Het is belangrijk om alle aspecten in overweging te nemen, omdat het voldoen aan slechts één voorwaarde niet voldoende is om te concluderen dat er sprake is van een bedrijf of winst uit onderneming.

Wat betreft procedures met betrekking tot vastgoed en box 3: het feit dat je een woning of appartement verhuurt en deze vervolgens met winst verkoopt, betekent niet automatisch dat er sprake is van meer dan normaal vermogensbeheer. Het inschakelen van een notaris of een expert om de appartementen op te knappen of te splitsen, wijst ook niet per definitie op actief vermogensbeheer. De grens is echter niet eenduidig te bepalen.

In een belangrijke uitspraak van de Hoge Raad

 (9 oktober 2009, rolnummer 43035) en het Gerechtshof Leeuwarden (13 januari 2006, rolnummer 1129/04) kwam een zaak aan bod waarin een ondernemer een appartementencomplex met huurders kocht. Zodra een huurder vertrok, werd het appartement verkocht. De inspecteur wilde de winst belasten in box 1. Het Gerechtshof in Leeuwarden was het hiermee eens, maar de Hoge Raad niet. De Hoge Raad was duidelijk in zijn uitspraak:

Als de verkoop gepaard gaat met werkzaamheden die duidelijk gericht zijn op het behalen van voordelen die het te verwachten rendement bij normaal vermogensbeheer te boven gaan, dan wordt dit beschouwd als box 1-inkomen. Dit kan ook voorkomen bij bijzondere kennis of expertise.

Er zijn verschillende gevallen waarin rechters hebben geoordeeld dat er sprake is van winst uit onderneming. Zo is er het voorbeeld van Henk, die 60 verhuurpanden bezit. De rechter oordeelde dat er sprake was van winst uit onderneming vanwege de volgende redenen:

- Het kopen van panden met achterstallig onderhoud die hijzelf (of met zijn hulp) opknapte.
- Het verkopen van de panden na renovatie met winst (binnen een korte termijn).
- Het zelf uitvoeren van administratieve taken, zoals leningen regelen, huur innen, huurcontracten opstellen, enzovoort.

Volgens de rechter was er sprake van een duurzame organisatie van kapitaal en arbeid, waarbij Henk winst beoogde te behalen in het economische verkeer. De activiteiten en werkzaamheden van Henk gingen verder dan wat normaal vermogensbeheer inhoudt.

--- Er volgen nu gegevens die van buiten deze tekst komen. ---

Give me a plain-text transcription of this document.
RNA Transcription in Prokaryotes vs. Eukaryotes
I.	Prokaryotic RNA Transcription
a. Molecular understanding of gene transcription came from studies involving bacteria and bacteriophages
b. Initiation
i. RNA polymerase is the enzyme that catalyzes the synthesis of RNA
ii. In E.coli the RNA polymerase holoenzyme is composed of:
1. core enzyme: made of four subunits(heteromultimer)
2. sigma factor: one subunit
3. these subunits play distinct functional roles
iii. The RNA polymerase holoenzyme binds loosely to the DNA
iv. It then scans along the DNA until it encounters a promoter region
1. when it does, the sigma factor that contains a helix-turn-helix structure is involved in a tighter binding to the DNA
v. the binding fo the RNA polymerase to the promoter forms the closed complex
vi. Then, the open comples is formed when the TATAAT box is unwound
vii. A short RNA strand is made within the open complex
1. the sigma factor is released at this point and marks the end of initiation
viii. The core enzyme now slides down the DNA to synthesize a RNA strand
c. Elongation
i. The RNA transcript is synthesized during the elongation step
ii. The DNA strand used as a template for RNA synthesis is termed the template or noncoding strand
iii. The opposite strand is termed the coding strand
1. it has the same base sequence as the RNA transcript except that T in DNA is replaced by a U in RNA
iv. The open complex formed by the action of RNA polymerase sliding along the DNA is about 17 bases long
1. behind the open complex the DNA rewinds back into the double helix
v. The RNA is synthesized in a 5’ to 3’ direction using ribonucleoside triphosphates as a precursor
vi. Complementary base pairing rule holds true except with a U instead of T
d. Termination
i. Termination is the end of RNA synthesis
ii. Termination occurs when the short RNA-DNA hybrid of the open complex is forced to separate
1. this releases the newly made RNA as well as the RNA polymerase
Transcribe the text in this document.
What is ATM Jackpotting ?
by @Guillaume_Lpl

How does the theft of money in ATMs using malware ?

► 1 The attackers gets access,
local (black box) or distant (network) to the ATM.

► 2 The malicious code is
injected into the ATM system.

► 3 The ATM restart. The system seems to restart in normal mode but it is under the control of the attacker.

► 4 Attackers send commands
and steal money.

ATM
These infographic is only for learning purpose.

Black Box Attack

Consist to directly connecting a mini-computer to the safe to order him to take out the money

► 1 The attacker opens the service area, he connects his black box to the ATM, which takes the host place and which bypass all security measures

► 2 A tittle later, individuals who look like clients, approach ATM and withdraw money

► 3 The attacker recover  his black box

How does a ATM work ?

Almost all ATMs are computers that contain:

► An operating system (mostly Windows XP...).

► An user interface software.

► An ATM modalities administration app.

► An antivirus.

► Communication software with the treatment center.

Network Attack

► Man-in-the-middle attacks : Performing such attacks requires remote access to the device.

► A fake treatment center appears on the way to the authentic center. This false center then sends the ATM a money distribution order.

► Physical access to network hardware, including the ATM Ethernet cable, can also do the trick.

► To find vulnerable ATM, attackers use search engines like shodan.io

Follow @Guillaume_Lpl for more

Deze uitspraak werd bevestigd door de Hoge Raad (Hoge Raad d.d. 2 juni 2017, ECLI:NL:HR:2017:992).

Kortom, het is een complex en grijs gebied waar maatwerk vereist is. Op basis van jurisprudentie moet je als belegger proberen je eigen betrokkenheid en werkzaamheden zoveel mogelijk te beperken. Een goed advies met de juiste richtlijnen en controle op de daadwerkelijke uitvoering zijn essentieel. Veel vastgoedbeleggers geven de voorkeur aan beleggen in box 3 omdat dit vaak resulteert in minder belastingdruk. Als je zelf passief blijft, wordt je belegging geaccepteerd in box 3. Maar zodra je actief wordt en het vastgoedbeheer zelf gaat uitvoeren, verandert de classificatie naar box 1. Actieve vastgoedbeleggers zullen wellicht geschrokken zijn van de uitspraak van het Gerechtshof Den Haag in augustus 2016.

Aan de andere kant zullen vastgoedfamiliebedrijven blij zijn met deze uitspraak, omdat ze gebruik kunnen maken van de bedrijfsopvolgingsfaciliteit wanneer de panden zich in een BV bevinden. Het actief uitoefenen van vastgoedexploitatie wordt namelijk beschouwd als een onderneming, dat is zeker. Maar waar precies de grens ligt? Dat blijft een grijs gebied.